Edward Parnell: Why ghost stories bring me comfort after family tragedies

Point of View is an ITV News series where we invite people to share their life experiences and what they've learned from them.

After Edward Parnell lost both his parents and brother to cancer, he never imagined he would find comfort in reading ghost stories.

His mother first became sick with breast cancer while he was a child."I guess I thought she’d always be there and there would be issues but she’d kind of kept beating them," the author told ITV News.

While his mother was receiving treatment, Edward's brother and father both developed other forms of cancer.

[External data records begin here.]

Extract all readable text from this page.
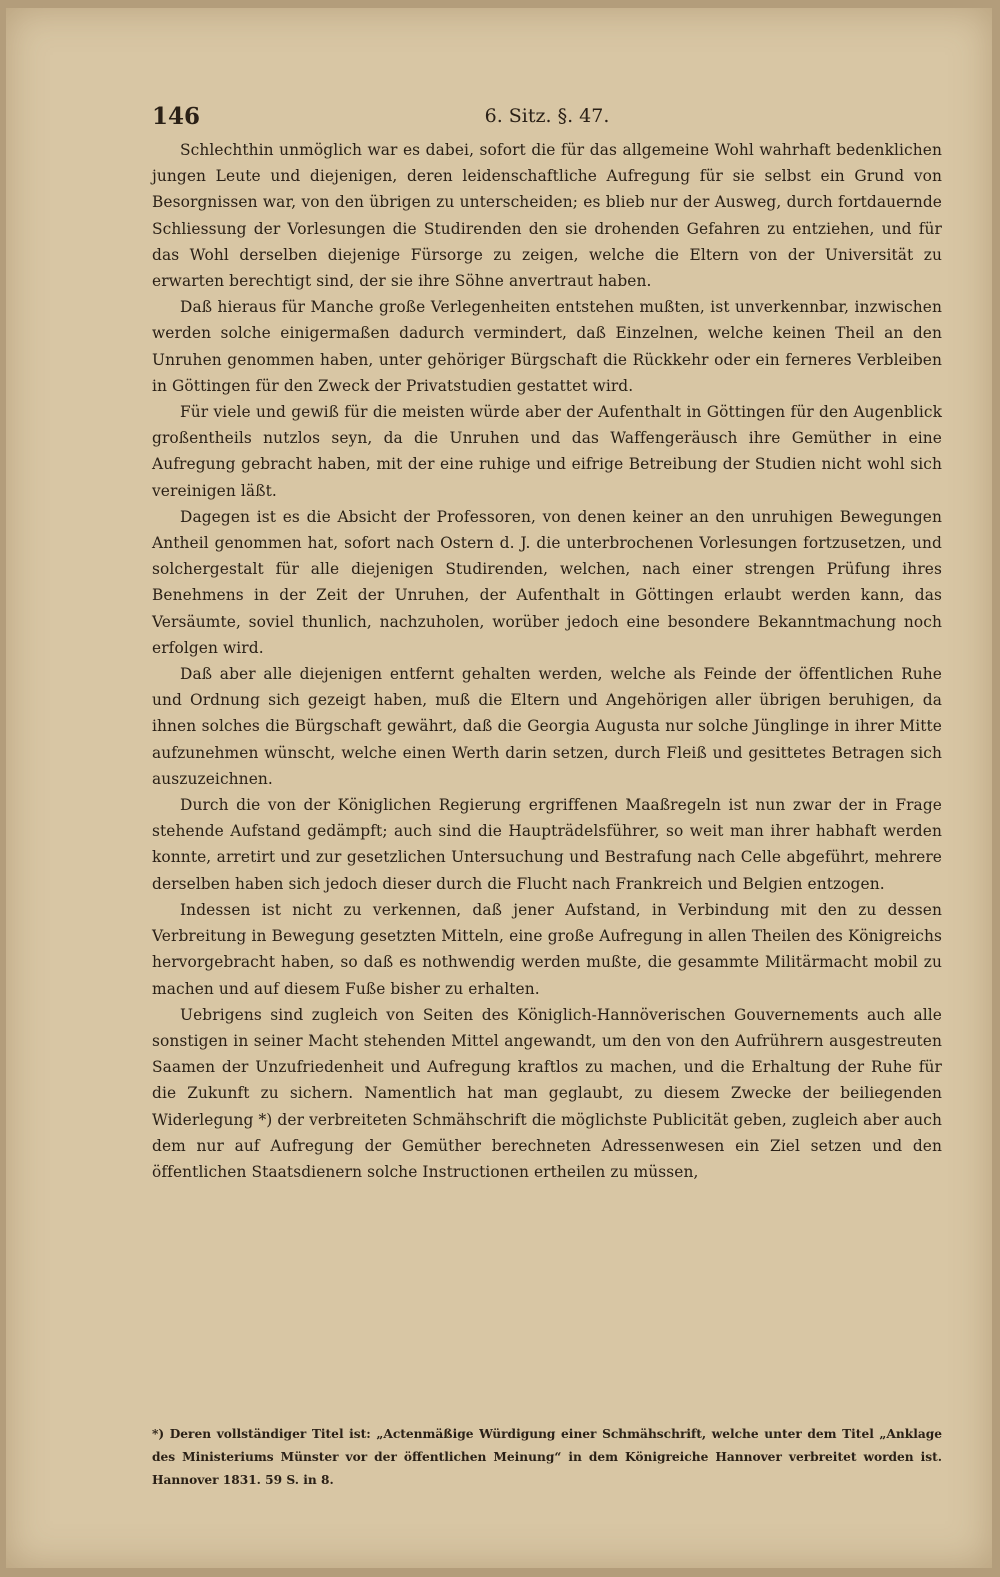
146	6. Sitz. §. 47.

Schlechthin unmöglich war es dabei, sofort die für das allgemeine Wohl wahrhaft bedenklichen jungen Leute und diejenigen, deren leidenschaftliche Aufregung für sie selbst ein Grund von Besorgnissen war, von den übrigen zu unterscheiden; es blieb nur der Ausweg, durch fortdauernde Schliessung der Vorlesungen die Studirenden den sie drohenden Gefahren zu entziehen, und für das Wohl derselben diejenige Fürsorge zu zeigen, welche die Eltern von der Universität zu erwarten berechtigt sind, der sie ihre Söhne anvertraut haben.

Daß hieraus für Manche große Verlegenheiten entstehen mußten, ist unverkennbar, inzwischen werden solche einigermaßen dadurch vermindert, daß Einzelnen, welche keinen Theil an den Unruhen genommen haben, unter gehöriger Bürgschaft die Rückkehr oder ein ferneres Verbleiben in Göttingen für den Zweck der Privatstudien gestattet wird.

Für viele und gewiß für die meisten würde aber der Aufenthalt in Göttingen für den Augenblick großentheils nutzlos seyn, da die Unruhen und das Waffengeräusch ihre Gemüther in eine Aufregung gebracht haben, mit der eine ruhige und eifrige Betreibung der Studien nicht wohl sich vereinigen läßt.

Dagegen ist es die Absicht der Professoren, von denen keiner an den unruhigen Bewegungen Antheil genommen hat, sofort nach Ostern d. J. die unterbrochenen Vorlesungen fortzusetzen, und solchergestalt für alle diejenigen Studirenden, welchen, nach einer strengen Prüfung ihres Benehmens in der Zeit der Unruhen, der Aufenthalt in Göttingen erlaubt werden kann, das Versäumte, soviel thunlich, nachzuholen, worüber jedoch eine besondere Bekanntmachung noch erfolgen wird.

Daß aber alle diejenigen entfernt gehalten werden, welche als Feinde der öffentlichen Ruhe und Ordnung sich gezeigt haben, muß die Eltern und Angehörigen aller übrigen beruhigen, da ihnen solches die Bürgschaft gewährt, daß die Georgia Augusta nur solche Jünglinge in ihrer Mitte aufzunehmen wünscht, welche einen Werth darin setzen, durch Fleiß und gesittetes Betragen sich auszuzeichnen.

Durch die von der Königlichen Regierung ergriffenen Maaßregeln ist nun zwar der in Frage stehende Aufstand gedämpft; auch sind die Haupträdelsführer, so weit man ihrer habhaft werden konnte, arretirt und zur gesetzlichen Untersuchung und Bestrafung nach Celle abgeführt, mehrere derselben haben sich jedoch dieser durch die Flucht nach Frankreich und Belgien entzogen.

Indessen ist nicht zu verkennen, daß jener Aufstand, in Verbindung mit den zu dessen Verbreitung in Bewegung gesetzten Mitteln, eine große Aufregung in allen Theilen des Königreichs hervorgebracht haben, so daß es nothwendig werden mußte, die gesammte Militärmacht mobil zu machen und auf diesem Fuße bisher zu erhalten.

Uebrigens sind zugleich von Seiten des Königlich-Hannöverischen Gouvernements auch alle sonstigen in seiner Macht stehenden Mittel angewandt, um den von den Aufrührern ausgestreuten Saamen der Unzufriedenheit und Aufregung kraftlos zu machen, und die Erhaltung der Ruhe für die Zukunft zu sichern. Namentlich hat man geglaubt, zu diesem Zwecke der beiliegenden Widerlegung *) der verbreiteten Schmähschrift die möglichste Publicität geben, zugleich aber auch dem nur auf Aufregung der Gemüther berechneten Adressenwesen ein Ziel setzen und den öffentlichen Staatsdienern solche Instructionen ertheilen zu müssen,

*) Deren vollständiger Titel ist: „Actenmäßige Würdigung einer Schmähschrift, welche unter dem Titel „Anklage des Ministeriums Münster vor der öffentlichen Meinung“ in dem Königreiche Hannover verbreitet worden ist. Hannover 1831. 59 S. in 8.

In just six weeks Edward remembers his father went from healthily caring for his ailing mother to "being a skeleton lying in his bed" and died.

Within a year Edward, still in his late teens, had lost both his parents.

While he enjoyed his adult life with his brother, tragedy struck again when he too died of cancer in 2014.

Edward found reading ghost books from his childhood rekindled cherished family memories, transporting him back to the holidays they would take to the UK's most haunted spots.

"Going back to some of these stories put me being a kid again," he said.

In his latest book, 'Ghostland: In Search of a Haunted Country', Edward explores the authors he loved.

He said the best ghost stories offer a glimpse of the potential for life beyond death.

"Even to the non-believer they’re leaving a slight window, a slight opportunity that there’s something else there that perhaps the finality isn’t all that it seems," he said.